Mixed-precision quantization is a popular approach for compressing deep neural networks (DNNs). However, it is challenging to scale the performance efficiently with mixed-precision DNNs given the current FPGA architecture and conventional accelerator dataflows. In this work, we enhance the FPGA's capability for accelerating mixed-precision DNNs by proposing M4BRAM, a novel compute-in-block RAM (BRAM) architecture that can compute mixed-precision matrix-matrix multiplication. On the precision side, M4BRAM supports a wide range of mixed-precision DNN configurations -- the weight precision can be 2/4/8 bits while the activation precision can vary from 2 to 8 bits. On the dataflow side, M4BRAM leverages a novel in-BRAM data duplication scheme to achieve high hardware utilization. Moreover, during M4BRAM computation, other FPGA resources can seamlessly access its data without the need for a separate buffer. Hence, unlike prior compute-in-BRAM proposals, M4BRAM can simultaneously perform mixed-precision computation and maintain full functionality as a memory unit to \textit{truly} complement the existing compute resources on FPGAs. Experiments show that adding M4BRAM to a tiled DNN accelerator can achieve an average speedup of 2.16$\times$ across various DNNs on the ImageNet classification task while incurring a negligible accuracy loss of $<$ 0.5%. Compared to the same tiled accelerator that employs a prior compute-in-BRAM architecture, M4BRAM delivers 1.43$\times$ higher performance on average across various DNNs.

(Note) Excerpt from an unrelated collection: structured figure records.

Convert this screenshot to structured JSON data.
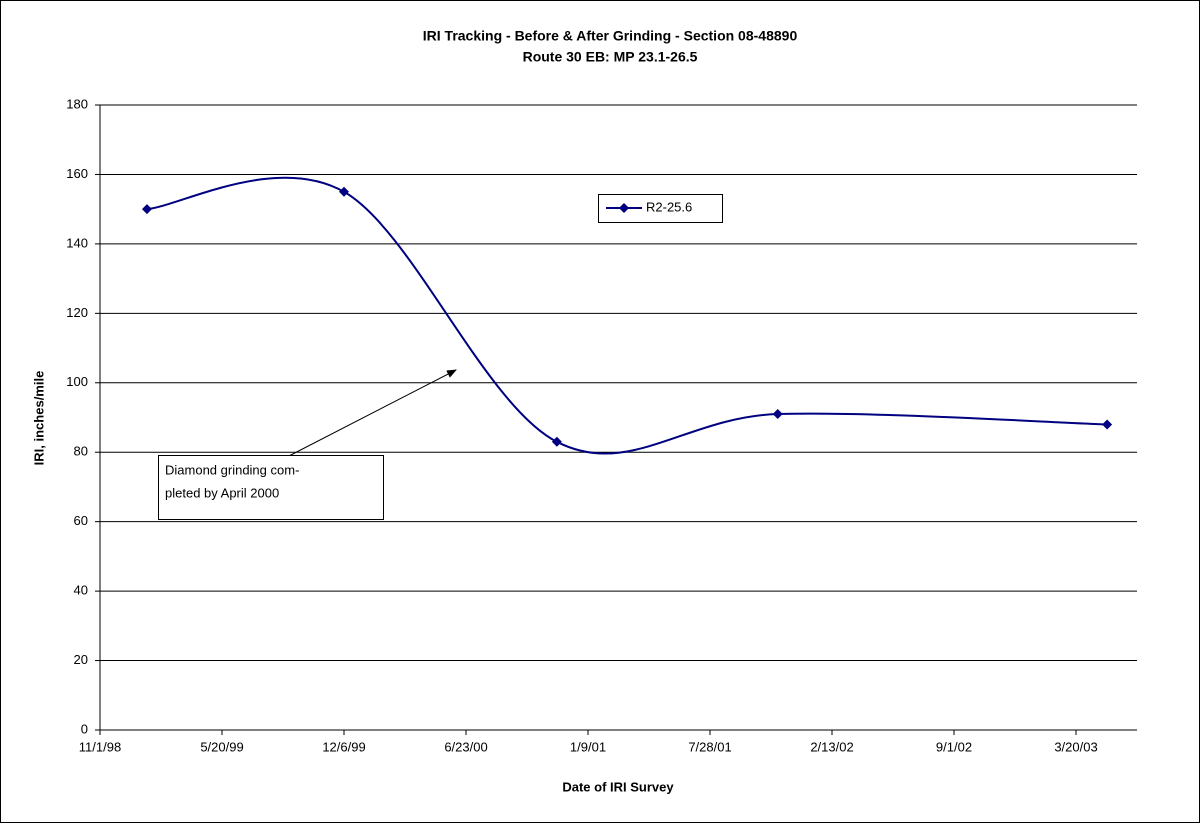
{
  "chart_data": {
    "type": "line",
    "title": "IRI Tracking - Before & After Grinding - Section 08-48890",
    "subtitle": "Route 30 EB: MP 23.1-26.5",
    "x_label": "Date of IRI Survey",
    "y_label": "IRI, inches/mile",
    "x": [
      "1999-01-17",
      "1999-12-06",
      "2000-11-19",
      "2001-11-16",
      "2003-05-10"
    ],
    "series": [
      {
        "name": "R2-25.6",
        "color": "#000080",
        "values": [
          150,
          155,
          83,
          91,
          88
        ]
      }
    ],
    "xlim": [
      "1998-11-01",
      "2003-06-28"
    ],
    "xticks": [
      {
        "value": "1998-11-01",
        "label": "11/1/98"
      },
      {
        "value": "1999-05-20",
        "label": "5/20/99"
      },
      {
        "value": "1999-12-06",
        "label": "12/6/99"
      },
      {
        "value": "2000-06-23",
        "label": "6/23/00"
      },
      {
        "value": "2001-01-09",
        "label": "1/9/01"
      },
      {
        "value": "2001-07-28",
        "label": "7/28/01"
      },
      {
        "value": "2002-02-13",
        "label": "2/13/02"
      },
      {
        "value": "2002-09-01",
        "label": "9/1/02"
      },
      {
        "value": "2003-03-20",
        "label": "3/20/03"
      }
    ],
    "ylim": [
      0,
      180
    ],
    "yticks": [
      0,
      20,
      40,
      60,
      80,
      100,
      120,
      140,
      160,
      180
    ],
    "grid": true,
    "smooth": true,
    "annotation": [
      "Diamond grinding com-",
      "pleted by April 2000"
    ]
  }
}
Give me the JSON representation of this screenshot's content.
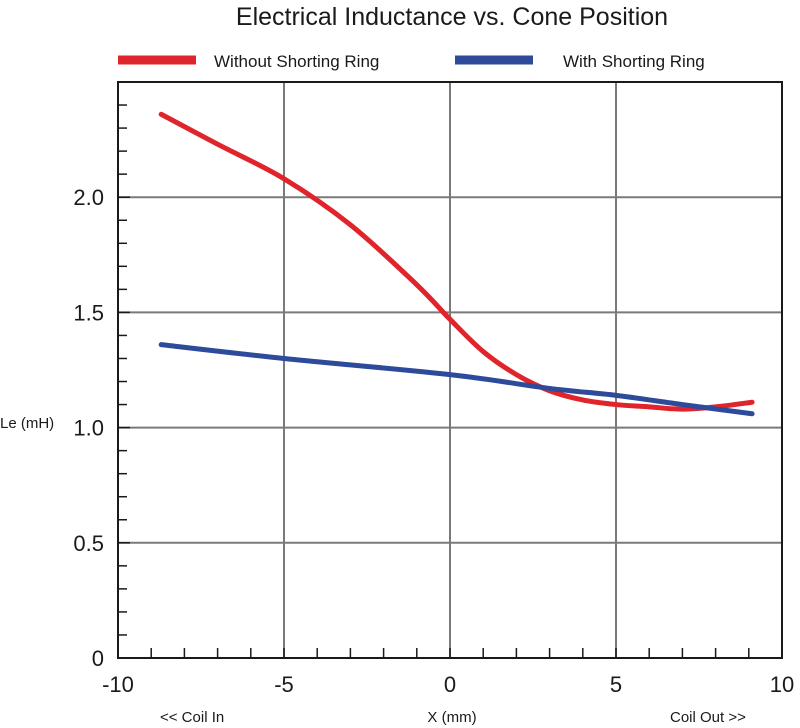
{
  "chart_data": {
    "type": "line",
    "title": "Electrical Inductance vs. Cone Position",
    "xlabel": "X (mm)",
    "ylabel": "Le (mH)",
    "x_annotations": {
      "left": "<< Coil In",
      "right": "Coil Out >>"
    },
    "xlim": [
      -10,
      10
    ],
    "ylim": [
      0,
      2.5
    ],
    "x_ticks": [
      -10,
      -5,
      0,
      5,
      10
    ],
    "x_tick_labels": [
      "-10",
      "-5",
      "0",
      "5",
      "10"
    ],
    "y_ticks": [
      0,
      0.5,
      1.0,
      1.5,
      2.0
    ],
    "y_tick_labels": [
      "0",
      "0.5",
      "1.0",
      "1.5",
      "2.0"
    ],
    "grid": true,
    "legend_position": "top",
    "series": [
      {
        "name": "Without Shorting Ring",
        "color": "#e0242c",
        "x": [
          -8.7,
          -7,
          -5,
          -3,
          -1,
          0,
          1,
          2,
          3,
          4,
          5,
          6,
          7,
          8,
          9.1
        ],
        "y": [
          2.36,
          2.23,
          2.08,
          1.88,
          1.62,
          1.47,
          1.33,
          1.23,
          1.16,
          1.12,
          1.1,
          1.09,
          1.08,
          1.09,
          1.11
        ]
      },
      {
        "name": "With Shorting Ring",
        "color": "#2e4a9a",
        "x": [
          -8.7,
          -5,
          0,
          3,
          5,
          7,
          9.1
        ],
        "y": [
          1.36,
          1.3,
          1.23,
          1.17,
          1.14,
          1.1,
          1.06
        ]
      }
    ]
  }
}
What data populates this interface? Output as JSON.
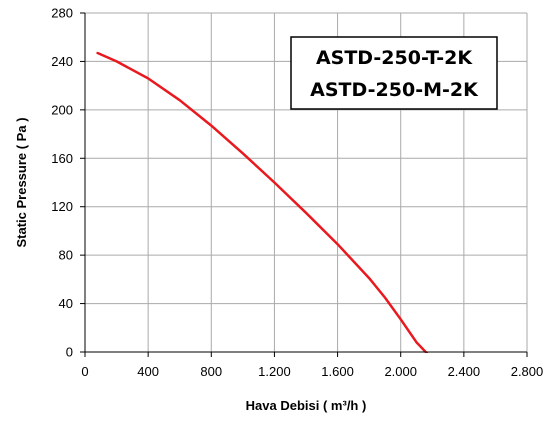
{
  "chart_data": {
    "type": "line",
    "title": "",
    "xlabel": "Hava Debisi ( m³/h )",
    "ylabel": "Static Pressure ( Pa )",
    "xlim": [
      0,
      2800
    ],
    "ylim": [
      0,
      280
    ],
    "x_ticks": [
      0,
      400,
      800,
      1200,
      1600,
      2000,
      2400,
      2800
    ],
    "x_tick_labels": [
      "0",
      "400",
      "800",
      "1.200",
      "1.600",
      "2.000",
      "2.400",
      "2.800"
    ],
    "y_ticks": [
      0,
      40,
      80,
      120,
      160,
      200,
      240,
      280
    ],
    "y_tick_labels": [
      "0",
      "40",
      "80",
      "120",
      "160",
      "200",
      "240",
      "280"
    ],
    "grid": true,
    "legend_lines": [
      "ASTD-250-T-2K",
      "ASTD-250-M-2K"
    ],
    "legend_position": "top-right",
    "series": [
      {
        "color": "#e8191f",
        "x": [
          80,
          200,
          400,
          600,
          800,
          1000,
          1200,
          1400,
          1600,
          1800,
          1900,
          2000,
          2100,
          2180
        ],
        "y": [
          247,
          240,
          226,
          208,
          187,
          164,
          140,
          115,
          89,
          61,
          45,
          27,
          8,
          -3
        ]
      }
    ],
    "colors": {
      "grid": "#aaaaaa",
      "axis": "#000000",
      "legend_border": "#000000",
      "legend_fill": "#ffffff",
      "background": "#ffffff"
    }
  }
}
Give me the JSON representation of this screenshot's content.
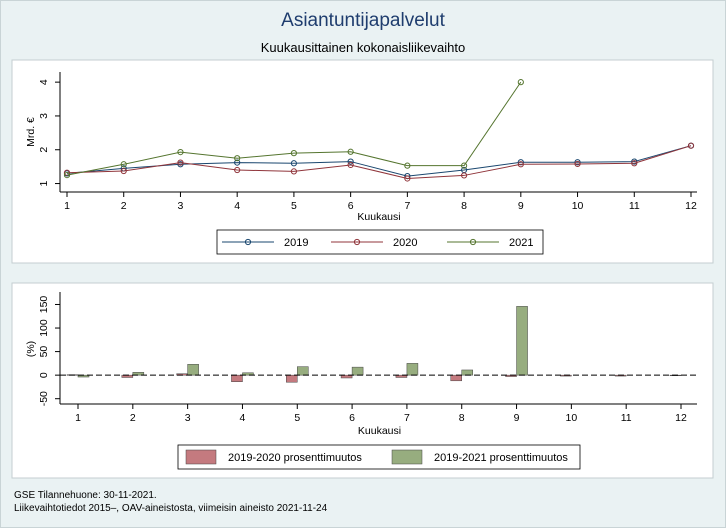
{
  "title": "Asiantuntijapalvelut",
  "subtitle": "Kuukausittainen kokonaisliikevaihto",
  "footer": {
    "line1": "GSE Tilannehuone: 30-11-2021.",
    "line2": "Liikevaihtotiedot 2015–, OAV-aineistosta, viimeisin aineisto 2021-11-24"
  },
  "colors": {
    "s2019": "#1a476f",
    "s2020": "#90353b",
    "s2021": "#55752f",
    "bar2020": "#c47a7f",
    "bar2021": "#97ad7f"
  },
  "chart_data": [
    {
      "type": "line",
      "title": "",
      "xlabel": "Kuukausi",
      "ylabel": "Mrd. €",
      "x": [
        1,
        2,
        3,
        4,
        5,
        6,
        7,
        8,
        9,
        10,
        11,
        12
      ],
      "xticks": [
        "1",
        "2",
        "3",
        "4",
        "5",
        "6",
        "7",
        "8",
        "9",
        "10",
        "11",
        "12"
      ],
      "yticks": [
        "1",
        "2",
        "3",
        "4"
      ],
      "ylim": [
        0.75,
        4.3
      ],
      "legend_position": "bottom",
      "series": [
        {
          "name": "2019",
          "key": "s2019",
          "values": [
            1.3,
            1.45,
            1.57,
            1.62,
            1.6,
            1.65,
            1.22,
            1.4,
            1.63,
            1.63,
            1.65,
            2.12
          ]
        },
        {
          "name": "2020",
          "key": "s2020",
          "values": [
            1.32,
            1.37,
            1.62,
            1.4,
            1.36,
            1.55,
            1.15,
            1.24,
            1.57,
            1.58,
            1.6,
            2.12
          ]
        },
        {
          "name": "2021",
          "key": "s2021",
          "values": [
            1.25,
            1.57,
            1.93,
            1.75,
            1.9,
            1.94,
            1.53,
            1.53,
            4.0,
            null,
            null,
            null
          ]
        }
      ]
    },
    {
      "type": "bar",
      "title": "",
      "xlabel": "Kuukausi",
      "ylabel": "(%)",
      "categories": [
        "1",
        "2",
        "3",
        "4",
        "5",
        "6",
        "7",
        "8",
        "9",
        "10",
        "11",
        "12"
      ],
      "yticks": [
        "-50",
        "0",
        "50",
        "100",
        "150"
      ],
      "ylim": [
        -57,
        168
      ],
      "legend_position": "bottom",
      "series": [
        {
          "name": "2019-2020 prosenttimuutos",
          "key": "bar2020",
          "values": [
            1,
            -5,
            3,
            -14,
            -15,
            -6,
            -5,
            -12,
            -3,
            -2,
            -2,
            0
          ]
        },
        {
          "name": "2019-2021 prosenttimuutos",
          "key": "bar2021",
          "values": [
            -4,
            6,
            23,
            5,
            18,
            17,
            25,
            11,
            146,
            null,
            null,
            null
          ]
        }
      ]
    }
  ]
}
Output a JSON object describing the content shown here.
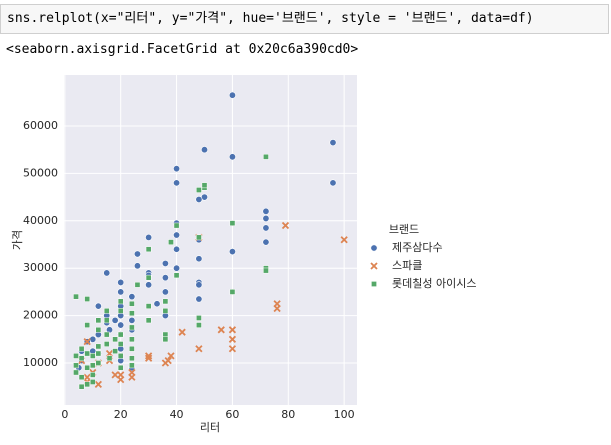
{
  "code": "sns.relplot(x=\"리터\", y=\"가격\", hue='브랜드', style = '브랜드', data=df)",
  "output": "<seaborn.axisgrid.FacetGrid at 0x20c6a390cd0>",
  "chart_data": {
    "type": "scatter",
    "x_label": "리터",
    "y_label": "가격",
    "legend_title": "브랜드",
    "xlim": [
      -0.3,
      104.6
    ],
    "ylim": [
      1140,
      70760
    ],
    "xticks": [
      0,
      20,
      40,
      60,
      80,
      100
    ],
    "yticks": [
      10000,
      20000,
      30000,
      40000,
      50000,
      60000
    ],
    "grid": true,
    "legend": "right",
    "series": [
      {
        "name": "제주삼다수",
        "color": "#4c72b0",
        "marker": "circle",
        "x": [
          40,
          40,
          50,
          60,
          60,
          96,
          96,
          72,
          72,
          72,
          72,
          60,
          50,
          48,
          48,
          48,
          48,
          48,
          48,
          40,
          40,
          40,
          36,
          36,
          36,
          36,
          30,
          30,
          30,
          30,
          26,
          26,
          24,
          20,
          20,
          20,
          20,
          20,
          20,
          15,
          15,
          15,
          12,
          12,
          10,
          10,
          8,
          6,
          6,
          33,
          40,
          16,
          18,
          24,
          24,
          20,
          20,
          24,
          12,
          5
        ],
        "values": [
          48000,
          51000,
          55000,
          66500,
          53500,
          56500,
          48000,
          42000,
          40500,
          38500,
          35500,
          33500,
          45000,
          44500,
          36000,
          32000,
          27000,
          26500,
          23500,
          39500,
          37000,
          34000,
          31000,
          28000,
          25000,
          20000,
          36500,
          29000,
          28500,
          26500,
          33000,
          30500,
          24000,
          27000,
          25000,
          22000,
          20000,
          18000,
          16000,
          29000,
          20000,
          18500,
          22000,
          16000,
          15000,
          12500,
          14500,
          12500,
          10500,
          22500,
          30000,
          17000,
          19000,
          19000,
          17000,
          13000,
          10500,
          9000,
          12000,
          9000
        ]
      },
      {
        "name": "스파클",
        "color": "#dd8452",
        "marker": "x",
        "x": [
          100,
          79,
          76,
          76,
          60,
          60,
          60,
          56,
          48,
          48,
          42,
          38,
          37,
          36,
          30,
          30,
          24,
          24,
          20,
          20,
          18,
          16,
          10,
          8,
          8,
          6,
          12,
          8,
          12,
          16
        ],
        "values": [
          36000,
          39000,
          22500,
          21500,
          17000,
          15000,
          13000,
          17000,
          36500,
          13000,
          16500,
          11500,
          10500,
          10000,
          11500,
          11000,
          8000,
          7000,
          7500,
          6500,
          7500,
          12000,
          8000,
          7000,
          6000,
          10500,
          10000,
          14500,
          5500,
          10500
        ]
      },
      {
        "name": "롯데칠성 아이시스",
        "color": "#55a868",
        "marker": "square",
        "x": [
          72,
          72,
          72,
          60,
          60,
          50,
          50,
          48,
          48,
          48,
          48,
          40,
          40,
          38,
          36,
          36,
          36,
          36,
          30,
          30,
          30,
          30,
          26,
          24,
          24,
          24,
          24,
          24,
          24,
          24,
          20,
          20,
          20,
          20,
          20,
          20,
          15,
          15,
          15,
          15,
          12,
          12,
          12,
          12,
          12,
          10,
          10,
          10,
          10,
          8,
          8,
          8,
          8,
          8,
          6,
          6,
          6,
          6,
          4,
          4,
          4,
          4,
          18,
          18,
          16
        ],
        "values": [
          53500,
          30000,
          29500,
          39500,
          25000,
          47000,
          47500,
          46500,
          36500,
          19500,
          18000,
          39000,
          28500,
          35500,
          23000,
          21000,
          16000,
          15000,
          34000,
          28000,
          22000,
          19000,
          26500,
          13000,
          15000,
          17500,
          20500,
          22500,
          11000,
          9500,
          23000,
          21000,
          16000,
          14000,
          11500,
          9000,
          21000,
          19000,
          16000,
          14000,
          19000,
          17000,
          13500,
          12000,
          10000,
          11500,
          9500,
          7500,
          6000,
          23500,
          18000,
          12000,
          9000,
          5500,
          13000,
          11000,
          7000,
          5000,
          24000,
          11500,
          9500,
          8000,
          15000,
          12500,
          11000
        ]
      }
    ]
  }
}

翻译：混合精度量化是压缩深度神经网络（DNN）的常用方法。然而，鉴于当前FPGA架构和传统加速器数据流，有效扩展混合精度DNN的性能颇具挑战。本文通过提出M4BRAM——一种可在块内存（BRAM）中进行混合精度矩阵乘法的新型计算架构——增强了FPGA加速混合精度DNN的能力。在精度方面，M4BRAM支持广泛的混合精度DNN配置：权重量化精度可为2/4/8位，而激活量化精度可在2至8位间变化。在数据流方面，M4BRAM利用一种新颖的块内存内数据复制方案实现高硬件利用率。此外，在M4BRAM计算过程中，其他FPGA资源可无缝访问其数据而无需独立缓冲器。因此，与先前基于块内存的计算架构不同，M4BRAM能同时执行混合精度计算并保持作为存储单元的完整功能，从而真正补充FPGA上的现有计算资源。实验表明，在ImageNet分类任务中，将M4BRAM集成至分块式DNN加速器可在各种DNN上实现平均2.16倍的加速比，同时精度损失可忽略不计（低于0.5%）。相较于采用先前基于块内存计算架构的同类分块加速器，M4BRAM在各种DNN上的平均性能提升1.43倍。